Heparanase
Heparanase | ||
---|---|---|
Properties of human protein | ||
Mass / length primary structure | 460 aa; 58 kDa | |
Secondary to quaternary structure | Heterodimer | |
Precursor | (540 aa; 65 kDa) | |
Identifier | ||
Gene names | HPSE ; HPR1; HPA; HPSE1; HSE1 | |
External IDs | ||
Enzyme classification | ||
EC, category | 3.2.-.- , glycosidase | |
Substrate | Heparan sulfate proteoglycans | |
Products | Heparan sulfate + proteoglycans | |
Occurrence | ||
Parent taxon | Eukaryotes | |
Orthologue | ||
human | mouse | |
Entrez | 10855 | 15442 |
Ensemble | ENSG00000173083 | ENSMUSG00000035273 |
UniProt | Q9Y251 | Q6YGZ1 |
Refseq (mRNA) | NM_006665 | XM_982223 |
Refseq (protein) | NP_006656 | XP_987317 |
Gene locus | Chr 4: 84.43 - 84.48 Mb | Chr 5: 100.92 - 100.96 Mb |
PubMed search | 10855 |
15442
|
Heparanase (synonyms: heparan sulfate endoglycosidase; endo-β-D-glucuronidase) is an enzyme produced by the body , an endoglycosidase , which specifically cleaves heparan sulfate chains from cell surface and basement membrane heparan sulfate proteoglycans . and in numerous important biological processes such as B. tumor invasion and metastasis is involved.
synthesis
Heparanase is initially formed as an inactive proenzyme of approx. 65 kDa. A 6 kDa fragment is proteolytically cut out of this proenzyme and the two 8 kDa and 50 kDa fragments formed form the active heterodimer . Heparanase splits heparan sulfate and heparin only at a few defined interfaces in the polysaccharide chain.
Biological importance and inhibition
Heparan sulfate -Proteoglykane (HS-PG) are a group of complex macromolecules that on the cell surface of most cells but also and above all in all basement membranes and in the extracellular matrix are expressed and, among other important tasks in the control of cell proliferation and differentiation have (e.g. as coreceptors of cytokines and growth factors ). In addition, HS-PG are important components of the basement membrane and control not only the exchange of substances (e.g. in the glomerular basement membrane), but also cell migration .

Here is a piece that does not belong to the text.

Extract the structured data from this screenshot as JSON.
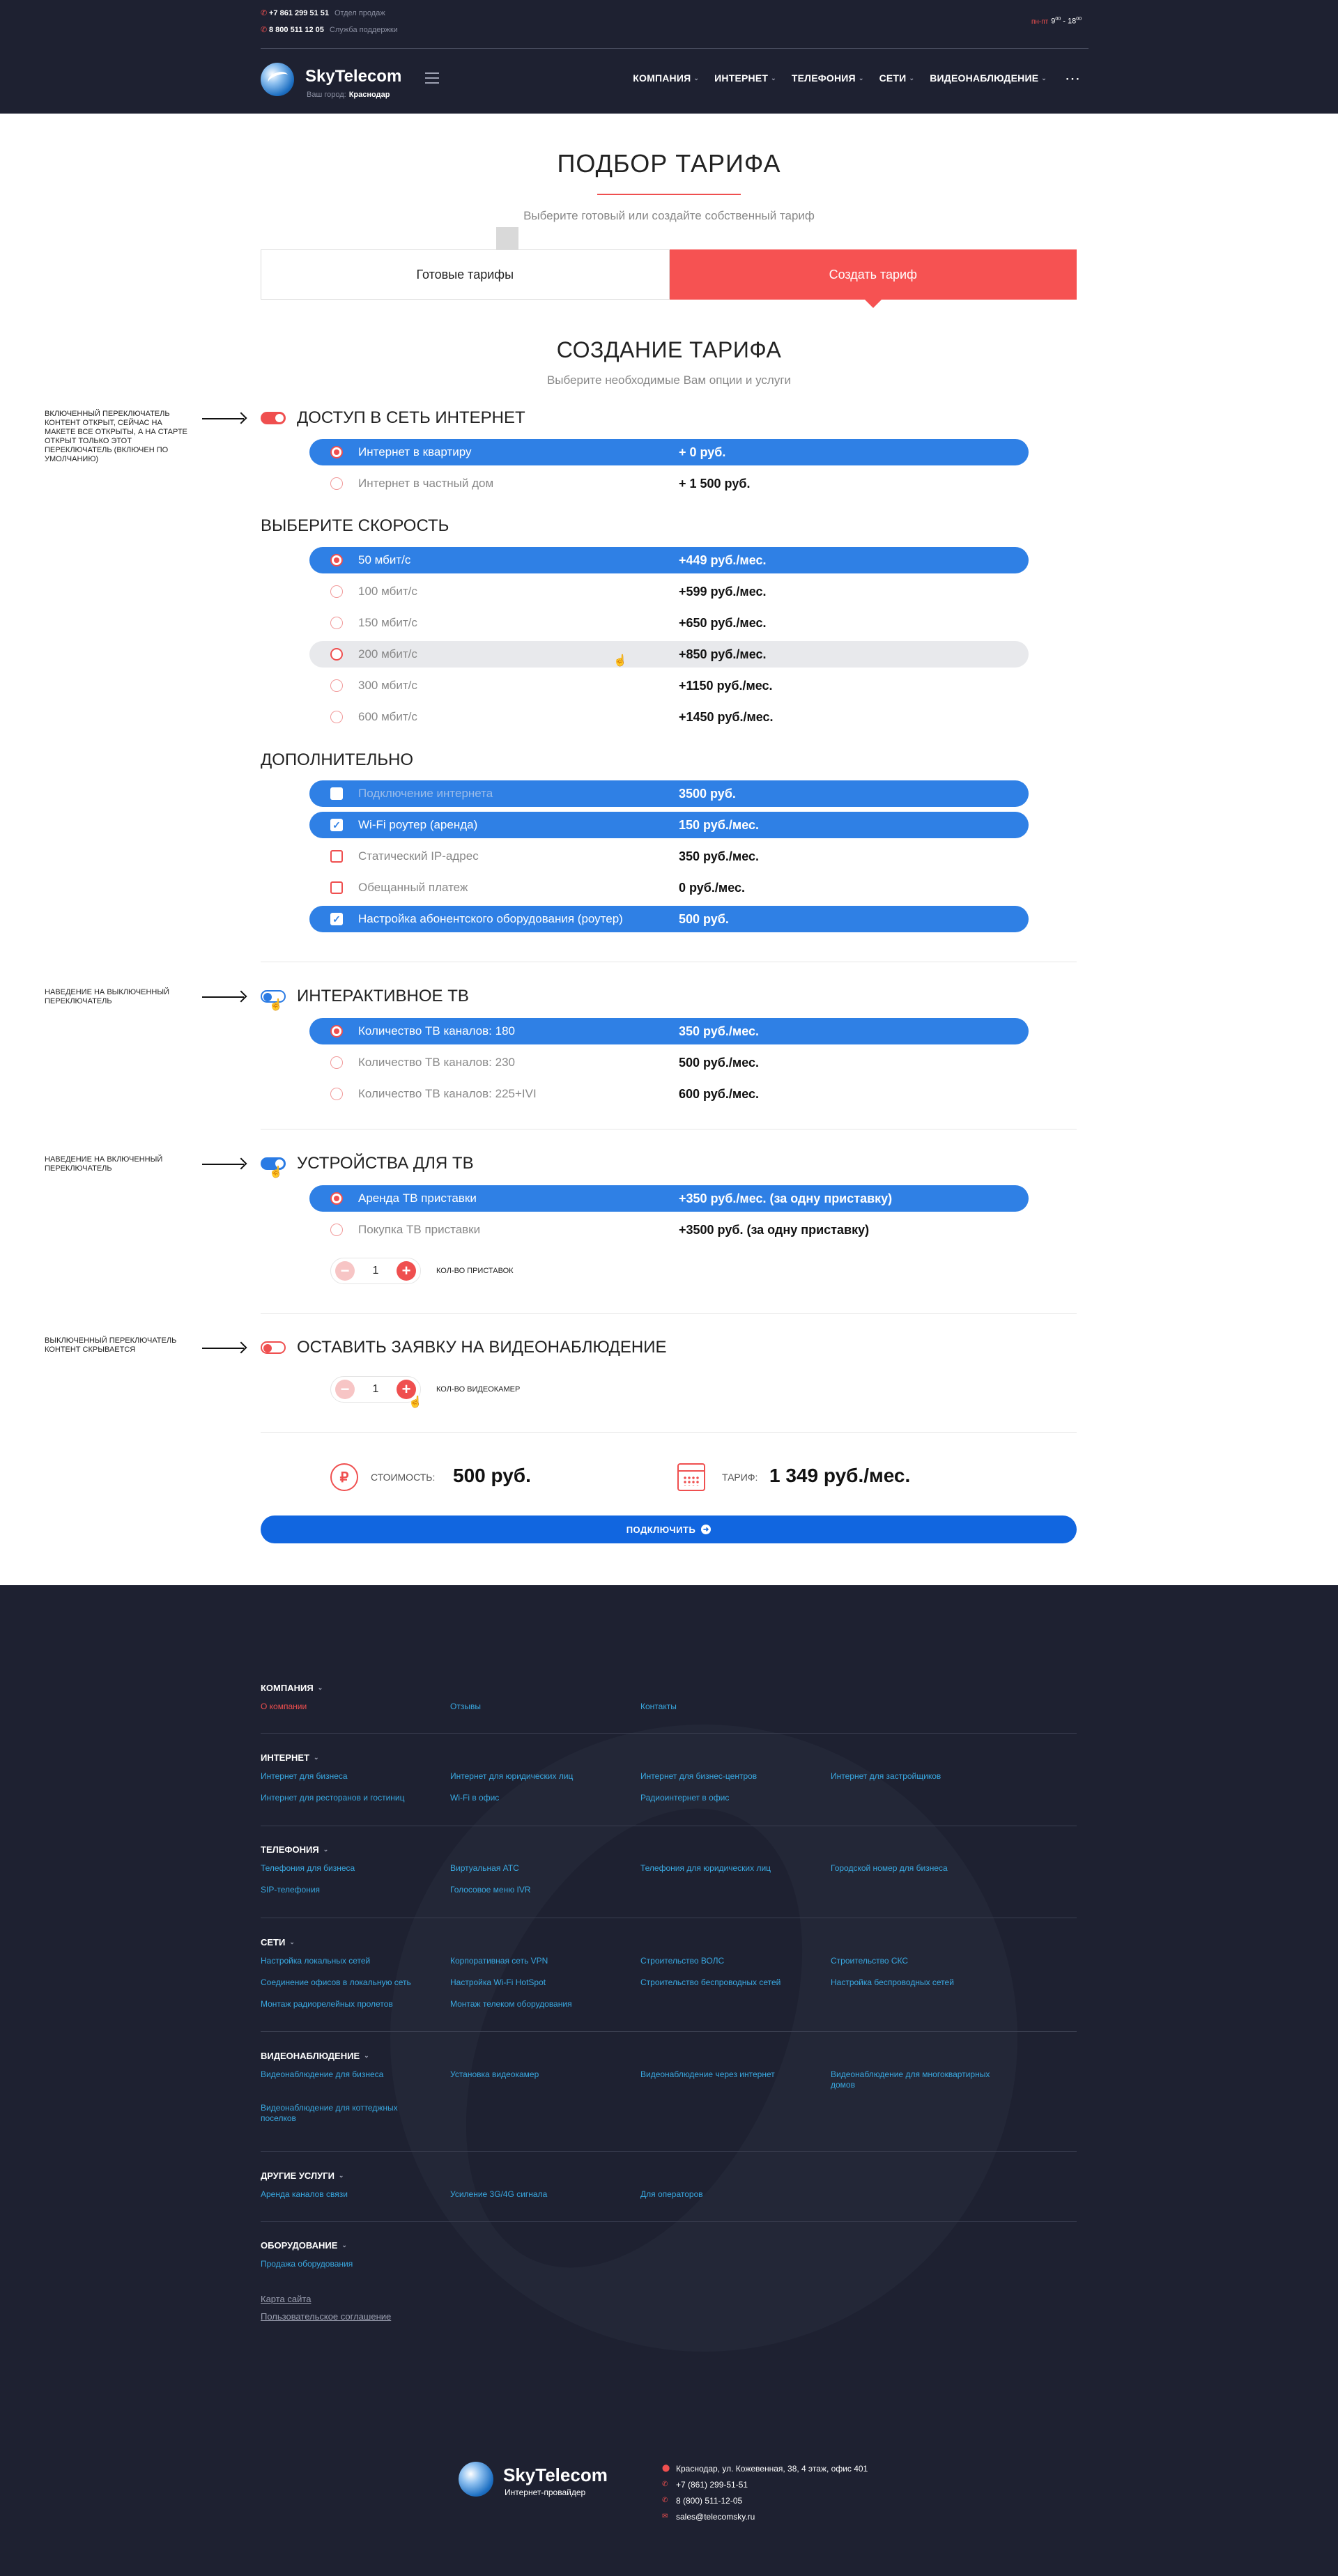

In the context of inflammatory and immune reactions, inflammatory and immune cells, i. H. Above all, neutrophils , monocytes and lymphocytes migrate from the blood vessels into the area of inflammation and therefore overcome the basement membranes. For the basement membrane passage it is necessary to degrade the basement membrane locally, especially the heparan sulfate chains of the HS-PG. Accordingly, the enzyme heparanase is expressed by a number of cell types, especially leukocytes, platelets, but also many tumor cells.
By inhibiting the heparanase, not only inflammatory reactions but also the invasion and metastasis of tumors can be inhibited. The high expression of heparanase by tumor cells is a prognostic marker e.g. B. in pancreatic carcinoma . The development of suitable heparanase inhibitors forms a new, interesting approach in tumor therapy , especially because there is only one gene for heparanase in humans .
The enzyme heparanase can also release cytokines and growth factors (e.g. bFGF) bound to heparan sulfate on cell surfaces, in the basement membrane, but especially in the extracellular matrix, and thus control processes such as angiogenesis but also wound healing and repair processes.
proof
An enzyme immunoassay has recently become available for measuring heparanase activity .
Web links
- Nomenclature Committee of the International Union of Biochemistry and Molecular Biology (NC-IUBMB): Enzyme Nomenclature. Recommendations.
- ExPASy: Enzyme nomenclature database
Individual evidence
- ^ SB Peterson, J. Liu: Multi-faceted substrate specificity of heparanase. In: Matrix Biology. Volume 32, Number 5, June 2013, pp. 223-227, ISSN 1569-1802 . doi : 10.1016 / j.matbio.2013.02.006 . PMID 23499529 .
- ↑ I. Vlodavsky, RV Iozzo, RD Sanderson: heparanase: multiple functions in inflammation, diabetes and atherosclerosis. In: Matrix biology: journal of the International Society for Matrix Biology. Volume 32, Number 5, June 2013, pp. 220-222, ISSN 1569-1802 . doi : 10.1016 / j.matbio.2013.03.001 . PMID 23499526 .
- ↑ a b A. Meirovitz, R. Goldberg, A. Binder, AM Rubinstein, E. Hermano, M. Elkin: Heparanase in inflammation and inflammation-associated cancer. In: The FEBS journal. Volume 280, Number 10, May 2013, pp. 2307-2319, ISSN 1742-4658 . doi : 10.1111 / febs.12184 . PMID 23398975 . PMC 3651782 (free full text).